When the games launched I went to try a few and they all demanded to know my personal information - name, birth date, etc. I was pretty offended by that and never bothered going further. I'm generally OK with targeted advertising but there is zero reason for a game to need to know my full name and birth date.
Put it this way, if Google+ remains a nerdvana, then it has lost. Google wants Google+ to be a household name. Not a niche product. It may well die a slow and painful death if it doesn't gain widespread use and adoption. Either way a nerdvana or equivalent means Google+ will never have reached its potential or what it set out to be. That's a huge failure in the scheme of things. Remember, Google changed EVERYTHING to center around Google+.
Google wants to remain one of the biggest and most relevant brands in technology to EVERYONE. Not just people interested in Linus Torvalds post comments.
March at GDC 2012, Punit Soni, lead product manager for Google+ games and mobile: "Games are key to the success of Google+"
Hacker News comments can be so out of touch with what's at stake, what is reality and what they view as "great" for their own skewed opinions. Hacker News readers are meant to understand intended audiences and project goals. Not feel relieved that games are gone.
Link Quote: http://www.gamasutra.com/view/news/168726/Nine_months_later_...
Games, as currently implemented on social networks, are a terrible and useless waste of human time. (Imagine a true social networking game. We haven't seen it yet, but it's out there somewhere. But trying to figure out how to make people come back to your app every two hours to "harvest crops" is dumb.)

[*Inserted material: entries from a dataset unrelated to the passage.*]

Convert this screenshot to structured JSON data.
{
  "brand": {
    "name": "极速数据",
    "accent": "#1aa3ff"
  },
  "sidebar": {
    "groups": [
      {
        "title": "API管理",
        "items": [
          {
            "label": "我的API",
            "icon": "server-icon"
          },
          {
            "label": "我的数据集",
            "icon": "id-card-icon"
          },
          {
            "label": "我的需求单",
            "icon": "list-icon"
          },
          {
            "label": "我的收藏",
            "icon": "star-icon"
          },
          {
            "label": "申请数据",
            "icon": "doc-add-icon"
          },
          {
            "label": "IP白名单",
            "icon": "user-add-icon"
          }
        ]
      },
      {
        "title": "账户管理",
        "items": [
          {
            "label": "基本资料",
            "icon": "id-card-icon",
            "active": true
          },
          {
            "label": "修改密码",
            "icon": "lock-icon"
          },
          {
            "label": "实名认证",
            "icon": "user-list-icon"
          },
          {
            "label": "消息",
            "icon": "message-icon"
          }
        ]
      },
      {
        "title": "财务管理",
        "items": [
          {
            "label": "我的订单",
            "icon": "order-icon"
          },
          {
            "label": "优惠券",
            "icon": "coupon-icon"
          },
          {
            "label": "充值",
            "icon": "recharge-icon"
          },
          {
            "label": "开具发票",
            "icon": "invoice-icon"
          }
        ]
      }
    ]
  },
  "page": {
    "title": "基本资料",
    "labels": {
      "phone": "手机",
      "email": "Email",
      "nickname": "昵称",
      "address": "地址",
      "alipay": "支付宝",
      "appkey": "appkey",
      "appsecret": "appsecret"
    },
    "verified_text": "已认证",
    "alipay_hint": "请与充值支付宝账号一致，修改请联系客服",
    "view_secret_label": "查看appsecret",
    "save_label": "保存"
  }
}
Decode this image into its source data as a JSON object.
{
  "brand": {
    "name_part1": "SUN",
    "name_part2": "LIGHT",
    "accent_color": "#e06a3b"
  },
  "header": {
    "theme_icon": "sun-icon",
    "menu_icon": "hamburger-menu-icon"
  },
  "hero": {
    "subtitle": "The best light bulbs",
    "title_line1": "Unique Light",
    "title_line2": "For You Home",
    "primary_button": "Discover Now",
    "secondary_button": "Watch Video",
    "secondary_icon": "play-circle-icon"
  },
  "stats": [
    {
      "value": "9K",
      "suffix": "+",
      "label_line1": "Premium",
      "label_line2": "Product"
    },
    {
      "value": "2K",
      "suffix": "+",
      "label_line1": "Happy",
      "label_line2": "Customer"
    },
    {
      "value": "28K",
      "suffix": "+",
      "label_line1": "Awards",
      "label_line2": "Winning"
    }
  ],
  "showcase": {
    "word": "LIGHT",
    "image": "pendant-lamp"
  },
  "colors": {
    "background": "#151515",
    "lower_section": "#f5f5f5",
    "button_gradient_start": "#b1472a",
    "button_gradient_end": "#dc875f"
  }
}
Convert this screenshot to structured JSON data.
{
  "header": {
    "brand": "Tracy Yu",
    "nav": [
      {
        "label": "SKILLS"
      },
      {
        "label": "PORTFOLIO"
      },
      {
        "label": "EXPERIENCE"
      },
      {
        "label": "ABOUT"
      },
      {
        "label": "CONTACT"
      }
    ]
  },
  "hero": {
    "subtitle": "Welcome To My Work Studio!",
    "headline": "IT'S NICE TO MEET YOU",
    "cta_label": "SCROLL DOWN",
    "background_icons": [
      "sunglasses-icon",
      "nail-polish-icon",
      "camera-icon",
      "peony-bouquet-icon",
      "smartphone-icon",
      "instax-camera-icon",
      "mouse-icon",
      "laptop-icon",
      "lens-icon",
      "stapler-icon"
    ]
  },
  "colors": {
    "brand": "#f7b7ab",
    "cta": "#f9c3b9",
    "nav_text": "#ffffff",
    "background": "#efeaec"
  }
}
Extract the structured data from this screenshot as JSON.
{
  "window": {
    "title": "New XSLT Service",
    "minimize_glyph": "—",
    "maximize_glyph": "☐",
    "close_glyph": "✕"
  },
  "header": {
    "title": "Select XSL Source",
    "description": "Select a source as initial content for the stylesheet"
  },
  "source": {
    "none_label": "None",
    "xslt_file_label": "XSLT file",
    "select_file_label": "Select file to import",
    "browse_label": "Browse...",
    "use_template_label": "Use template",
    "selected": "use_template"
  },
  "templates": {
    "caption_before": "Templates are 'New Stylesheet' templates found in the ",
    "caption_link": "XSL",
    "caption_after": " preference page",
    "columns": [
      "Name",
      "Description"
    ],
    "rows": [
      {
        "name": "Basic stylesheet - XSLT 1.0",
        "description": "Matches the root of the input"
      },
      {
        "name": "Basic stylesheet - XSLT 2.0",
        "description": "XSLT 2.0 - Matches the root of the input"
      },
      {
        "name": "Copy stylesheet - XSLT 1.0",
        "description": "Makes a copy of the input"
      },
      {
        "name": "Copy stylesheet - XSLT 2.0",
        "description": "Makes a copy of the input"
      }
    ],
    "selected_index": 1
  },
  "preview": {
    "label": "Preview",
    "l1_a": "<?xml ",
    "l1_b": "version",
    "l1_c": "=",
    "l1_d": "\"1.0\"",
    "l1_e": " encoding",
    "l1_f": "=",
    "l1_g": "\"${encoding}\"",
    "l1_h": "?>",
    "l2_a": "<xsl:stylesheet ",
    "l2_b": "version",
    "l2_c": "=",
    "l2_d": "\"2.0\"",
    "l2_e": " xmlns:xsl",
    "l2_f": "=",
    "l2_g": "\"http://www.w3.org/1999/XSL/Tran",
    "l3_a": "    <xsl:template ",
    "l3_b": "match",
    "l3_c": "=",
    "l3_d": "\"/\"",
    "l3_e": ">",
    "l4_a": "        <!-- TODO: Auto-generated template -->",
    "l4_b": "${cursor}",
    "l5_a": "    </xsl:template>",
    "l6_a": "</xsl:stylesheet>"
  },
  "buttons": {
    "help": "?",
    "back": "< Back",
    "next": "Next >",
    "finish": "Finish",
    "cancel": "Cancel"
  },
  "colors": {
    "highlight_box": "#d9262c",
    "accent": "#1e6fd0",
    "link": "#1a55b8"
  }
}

Could you explain your reasoning? I'm not sure why you believe this to be the case. Introducing games was just one sign that they wanted to attract a wider demographic.
Games are an extra reason for people to visit the site regularly, perhaps many times per day. That increases the users exposure to your advertising and creates more opportunity for them to add some information to your database (people are more likely to post an arbitrary thought if they are already logged in to check on their farm than if they'd have to open a new browser window specifically to do so) which both helps you target your advertising and (if you are lucky enough to have people who care about what you say) may provide more reason for other people to visit regularly.
But I also know that's not what Google wants. Google wants the herd. They don't want to be 2nd (or 3rd). And if you want the "herd" you cater to the herd.
On a different note, I think that Google is basically implementing games perfectly on Google+. The reason people hate games on Facebook (and consequently, without thinking, want them gone on Google+) is because Facebook is constantly pestering you to "play Foo Game 2000 with such and such a friend", or "such and such a friend go 10000 points in Foo Game 2000". I've never once seen this on Google+. Gaming on Google+ is completely separate from its other functions (which are in turn just ways to tie Google's multitude of services together).
Google+ does social gaming perfectly, and if there's a tie in with Android gaming I think it could really take off. Imagine games that save your progress between the browser and your phone, and allow you to do all the social things that OpenFeint tries to do (but fails at).
Then again, we all remember Farmville. We can live without that on G+.
Just keep that crap out of my news feed (cough Facebook cough) and all is well.
I don't give two craps that you opened a fortune cookie and now you want me to open one.
Facebook will be a thing of the past. I logged in after a long time and the UI is still cluttered with game requests, fortune cookie requests, kiss requests all other garbage I am not fond of.
Yes I can ignore these apps, but I'd rather not waste my life click ignoring on each of these stupid apps. G+ has a good signal to noise ratio on content I SUBSCRIBE to and that is why I let them use my data.
I wished g+ don't have such craps at all.
http://coryliu.com/post/8637665056/google-plus-sucks-for-soc...
Perhaps G+ was skating where the puck was, instead of where the puck should be?